Teenagers Melanie and Sophie see it similarly. They too have to concentrate harder to understand people with masks. At the BIG school centre in Vienna, the Bundesinstitut für Gehörlosenbildung [Federal Institute for Education of the Deaf], at which deaf, hearing impaired and hearing children are taught, a compromise solution has been found. When face-to-face teaching starts again, the teachers and students will receive transparent visors made at the BIG, to keep the facial area visible.
These visors are being seen more often at doctors’ surgeries, chemists and in those professions which work with the hearing impaired. And even at the baker around the corner, which also pleases people without hearing aids. They too rely, more or less consciously, on the view of the mouth.
Special Situation Old People’s Home
One area in which the corona virus has real consequences is that of nursing and care homes. A ban on visiting was introduced early to protect this high-risk group. That largely restricted residents in their contact to the outside world to the telephone. Only a few were technically savvy enough to master the tablet, smartphone etc and so were able to speak to relatives via video chat.
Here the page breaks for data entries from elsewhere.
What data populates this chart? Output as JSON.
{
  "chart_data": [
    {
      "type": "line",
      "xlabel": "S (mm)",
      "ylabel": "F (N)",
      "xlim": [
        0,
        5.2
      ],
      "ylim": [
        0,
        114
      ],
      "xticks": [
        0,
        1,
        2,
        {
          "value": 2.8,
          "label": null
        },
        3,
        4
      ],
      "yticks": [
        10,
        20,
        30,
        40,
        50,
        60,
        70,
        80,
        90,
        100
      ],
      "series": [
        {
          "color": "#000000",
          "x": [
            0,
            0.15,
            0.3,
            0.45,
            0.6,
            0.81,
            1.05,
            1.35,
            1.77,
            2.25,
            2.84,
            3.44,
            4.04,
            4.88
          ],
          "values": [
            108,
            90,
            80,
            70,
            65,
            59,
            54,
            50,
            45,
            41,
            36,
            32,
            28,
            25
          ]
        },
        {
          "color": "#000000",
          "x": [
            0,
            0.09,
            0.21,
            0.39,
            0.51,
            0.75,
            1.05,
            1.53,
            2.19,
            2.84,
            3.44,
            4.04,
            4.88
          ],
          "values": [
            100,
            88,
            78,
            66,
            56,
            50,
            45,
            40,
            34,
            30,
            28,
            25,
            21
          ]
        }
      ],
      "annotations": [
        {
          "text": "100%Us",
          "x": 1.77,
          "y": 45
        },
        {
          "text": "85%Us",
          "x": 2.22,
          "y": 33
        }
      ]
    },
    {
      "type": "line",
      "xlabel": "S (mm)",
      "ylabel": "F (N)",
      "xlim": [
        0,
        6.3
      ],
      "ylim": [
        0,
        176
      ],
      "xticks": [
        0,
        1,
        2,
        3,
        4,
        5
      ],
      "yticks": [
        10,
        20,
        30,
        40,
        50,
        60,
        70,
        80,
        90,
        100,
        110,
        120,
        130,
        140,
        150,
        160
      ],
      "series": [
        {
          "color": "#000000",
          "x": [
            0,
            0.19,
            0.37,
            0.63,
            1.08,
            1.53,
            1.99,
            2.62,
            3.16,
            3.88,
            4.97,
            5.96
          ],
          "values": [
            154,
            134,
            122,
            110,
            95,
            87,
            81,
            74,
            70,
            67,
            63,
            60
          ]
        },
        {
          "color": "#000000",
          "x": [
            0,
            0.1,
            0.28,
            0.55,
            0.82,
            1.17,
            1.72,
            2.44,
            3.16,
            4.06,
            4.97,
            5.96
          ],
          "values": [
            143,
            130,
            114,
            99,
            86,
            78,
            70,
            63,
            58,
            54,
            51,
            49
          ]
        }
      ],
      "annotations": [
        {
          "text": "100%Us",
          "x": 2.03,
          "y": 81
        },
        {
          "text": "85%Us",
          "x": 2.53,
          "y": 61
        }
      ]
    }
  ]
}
But it is not just the advanced technology that poses a problem to this age group, but often the advancing loss of hearing. And in the isolated setting of the old people’s home, in which social distancing was also required inside the institution, this combination sometimes led to social isolation. Activities like cooking together, memory training or visiting the fair were suddenly no longer possible, the senior citizens were now confined to their rooms. At best, entertainment was supplied by radio and television. The care staff tried hard to look after the residents, but the hearing aid was often left ignored in the drawer.
Mr. Karl, 77-year-old resident of a Vienna home for the elderly and a CI user for over 10 years, is happy to have his “little eavesdropper”. He can telephone to an extent and socially distanced chatting from door to door with neighbours and the care staff was possible thanks to CI. The danger of social isolation during the corona visiting band was averted. As soon as visiting was allowed again, Mr. Karl arranged to meet his daughter. Out of sheer excitement at seeing her again, he promptly left his audio processor in his room. It quickly became clear that conversation with the implant would still be easier, even for the skilled lip-reader, and after a sprint back, Mr. Karl was able to devote himself fully to the conversation. “With the CI I might have been alone, but I wasn’t too lonely”, he explained to his daughter. And he is looking forward to his next visit, when he will have the audio processor from the start, so that he can hear better, even at a distance.